Do ‘Unhealthy’ Free Radicals Actually Fight Aging?

Do ‘Unhealthy’ Free Radicals Actually Fight Aging?
"People believe that free radicals are damaging and cause aging, but the so-called 'free radical theory of aging' is incorrect," says Siegfried Hekimi. "Free radical production increases during aging because free radicals actually combat—not cause—aging." (Shutterstock*)
5/9/2014
Updated:
5/9/2014

Many people believe free radicals, the sometimes-toxic molecules produced by our bodies as we process oxygen, are the culprit behind aging. Yet a number of studies in recent years have produced evidence that the opposite may be true.

Now researchers at McGill University have taken this finding a step further by showing how free radicals promote longevity in an experimental model organism, the roundworm C. elegans. Surprisingly, the team discovered that free radicals—also known as oxidants—act on a molecular mechanism that, in other circumstances, tells a cell to kill itself.
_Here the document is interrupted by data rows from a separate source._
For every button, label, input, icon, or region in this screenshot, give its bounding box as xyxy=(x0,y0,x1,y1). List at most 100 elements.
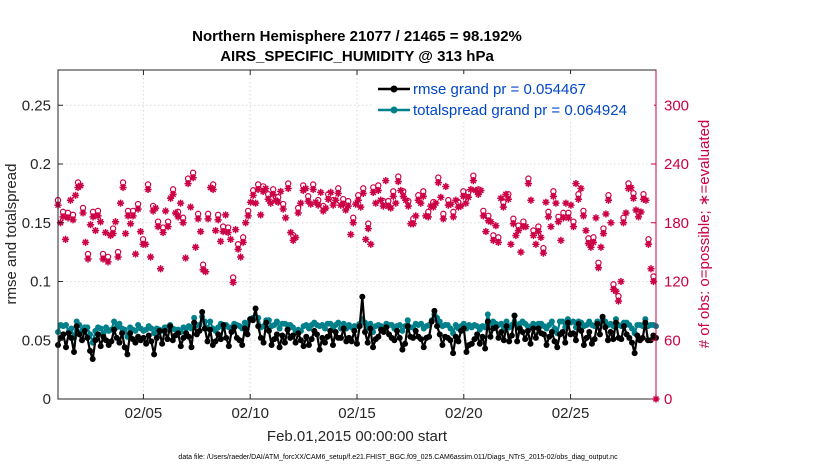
obs-evaluated-point xyxy=(614,297,623,305)
obs-evaluated-point xyxy=(647,265,655,273)
obs-evaluated-point xyxy=(297,199,305,207)
obs-evaluated-point xyxy=(267,199,275,207)
rmse-series-point xyxy=(452,333,459,340)
obs-evaluated-point xyxy=(404,202,412,210)
rmse-series-point xyxy=(292,339,299,346)
legend-rmse-marker xyxy=(390,85,398,93)
y2-tick-label: 240 xyxy=(664,156,689,173)
obs-evaluated-point xyxy=(589,238,598,246)
obs-evaluated-point xyxy=(247,198,255,206)
obs-evaluated-point xyxy=(542,198,550,206)
rmse-series-point xyxy=(588,340,595,347)
y-tick-label: 0.15 xyxy=(22,215,51,232)
obs-evaluated-point xyxy=(467,185,475,194)
spread-series-point xyxy=(63,321,70,328)
rmse-series-point xyxy=(410,334,417,341)
obs-evaluated-point xyxy=(124,212,132,220)
rmse-series-point xyxy=(60,331,67,338)
legend-spread-label: totalspread grand pr = 0.064924 xyxy=(413,102,627,119)
spread-series-point xyxy=(97,325,104,332)
rmse-series-point xyxy=(564,319,571,326)
rmse-series-point xyxy=(580,341,587,348)
y-axis-ticks: 0 0.05 0.1 0.15 0.2 0.25 xyxy=(22,97,63,408)
rmse-series-point xyxy=(113,334,120,341)
y2-tick-label: 0 xyxy=(664,391,672,408)
rmse-series-point xyxy=(95,331,102,338)
obs-evaluated-point xyxy=(344,202,352,210)
obs-evaluated-point xyxy=(399,192,407,200)
rmse-series-point xyxy=(84,334,91,341)
rmse-series-point xyxy=(492,324,499,331)
rmse-series-point xyxy=(647,337,654,344)
rmse-series-point xyxy=(255,323,262,330)
obs-evaluated-point xyxy=(577,184,585,193)
spread-series-point xyxy=(418,320,425,327)
rmse-series-point xyxy=(522,336,529,343)
rmse-series-point xyxy=(354,340,360,347)
obs-evaluated-point xyxy=(184,179,192,188)
obs-evaluated-point xyxy=(332,196,340,204)
spread-series-point xyxy=(151,330,158,337)
rmse-series-point xyxy=(127,330,134,337)
obs-evaluated-point xyxy=(507,240,515,248)
obs-evaluated-point xyxy=(582,226,590,235)
rmse-series-point xyxy=(628,339,635,346)
x-tick-label: 02/20 xyxy=(445,405,483,422)
rmse-series-point xyxy=(610,336,617,343)
obs-evaluated-point xyxy=(434,179,442,187)
rmse-series-point xyxy=(169,337,176,344)
spread-series-point xyxy=(191,314,198,321)
obs-evaluated-point xyxy=(274,198,282,206)
obs-evaluated-point xyxy=(459,192,467,200)
rmse-series-point xyxy=(89,356,96,363)
obs-evaluated-point xyxy=(437,193,445,201)
obs-evaluated-point xyxy=(166,194,175,202)
rmse-series-point xyxy=(241,325,248,332)
rmse-series-point xyxy=(148,338,155,345)
obs-evaluated-point xyxy=(302,184,310,193)
rmse-series-point xyxy=(196,327,203,334)
obs-evaluated-point xyxy=(612,287,620,295)
obs-evaluated-point xyxy=(61,235,70,243)
rmse-series-point xyxy=(295,330,302,337)
obs-evaluated-point xyxy=(464,193,472,201)
rmse-series-point xyxy=(164,336,171,343)
obs-evaluated-point xyxy=(417,199,425,207)
data-file-footer: data file: /Users/raeder/DAI/ATM_forcXX/… xyxy=(178,454,618,461)
obs-evaluated-point xyxy=(334,189,342,197)
rmse-series-point xyxy=(434,323,441,330)
obs-evaluated-point xyxy=(282,214,290,222)
rmse-series-point xyxy=(156,327,163,334)
obs-evaluated-point xyxy=(514,226,522,235)
obs-evaluated-point xyxy=(217,237,225,245)
line-series xyxy=(55,293,659,363)
obs-evaluated-point xyxy=(529,231,537,240)
spread-series-point xyxy=(548,318,555,325)
rmse-series-point xyxy=(543,341,550,348)
rmse-series-point xyxy=(498,329,505,336)
rmse-series-point xyxy=(583,334,590,341)
rmse-series-point xyxy=(362,329,369,336)
obs-evaluated-point xyxy=(131,250,140,258)
rmse-series-point xyxy=(340,325,347,332)
rmse-series-point xyxy=(121,344,128,351)
obs-evaluated-point xyxy=(111,218,120,226)
y-axis-label: rmse and totalspread xyxy=(3,164,20,305)
rmse-series-point xyxy=(228,329,235,336)
x-tick-label: 02/25 xyxy=(552,405,590,422)
obs-evaluated-point xyxy=(164,223,172,231)
rmse-series-point xyxy=(639,334,646,341)
obs-evaluated-point xyxy=(197,227,205,236)
obs-evaluated-point xyxy=(252,199,260,207)
obs-evaluated-point xyxy=(86,221,95,229)
y-tick-label: 0.25 xyxy=(22,97,51,114)
rmse-series-point xyxy=(468,340,475,347)
obs-evaluated-point xyxy=(414,196,422,204)
obs-evaluated-point xyxy=(347,230,355,239)
obs-evaluated-point xyxy=(512,231,520,240)
rmse-series-point xyxy=(375,333,382,340)
rmse-series-point xyxy=(404,323,411,330)
rmse-series-point xyxy=(586,329,593,336)
obs-evaluated-point xyxy=(284,184,292,193)
rmse-series-point xyxy=(383,324,390,331)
Programmed cell death, or apoptosis, is a process by which damaged cells commit suicide in a variety of situations: to avoid becoming cancerous, to avoid inducing auto-immune disease, or to kill off viruses that have invaded the cell. The main molecular mechanism by which this happens is well conserved in all animals, but was first discovered in C. elegans—a discovery that resulted in a Nobel Prize.

The McGill researchers found that this same mechanism, when stimulated in the right way by free radicals, actually reinforces the cell’s defenses and increases its lifespan. Their findings are reported in a study published online in the journal Cell.

Free Radical Theory

“People believe that free radicals are damaging and cause aging, but the so-called ‘free radical theory of aging’ is incorrect,” says Siegfried Hekimi, a biology professor and the study’s senior author.

“We have turned this theory on its head by proving that free radical production increases during aging because free radicals actually combat—not cause—aging. In fact, in our model organism we can elevate free radical generation and thus induce a substantially longer life.”

According to Hekimi, the findings suggest that apoptosis signaling “can be used to stimulate mechanisms that slow down aging.”

“Since the mechanism of apoptosis has been extensively studied in people, because of its medical importance in immunity and in cancer, a lot of pharmacological tools already exist to manipulate apoptotic signaling. But that doesn’t mean it will be easy.”

Stimulating pro-longevity apoptotic signaling could be particularly important in neurodegenerative diseases, says Hekimi.

In the brain the apoptotic signaling might be particularly tilted toward increasing the stress resistance of damaged cells rather than killing them, explains Hekimi. That’s because it is harder to replace dead neurons than other kinds of cells, partly because of the complexity of the connections between neurons.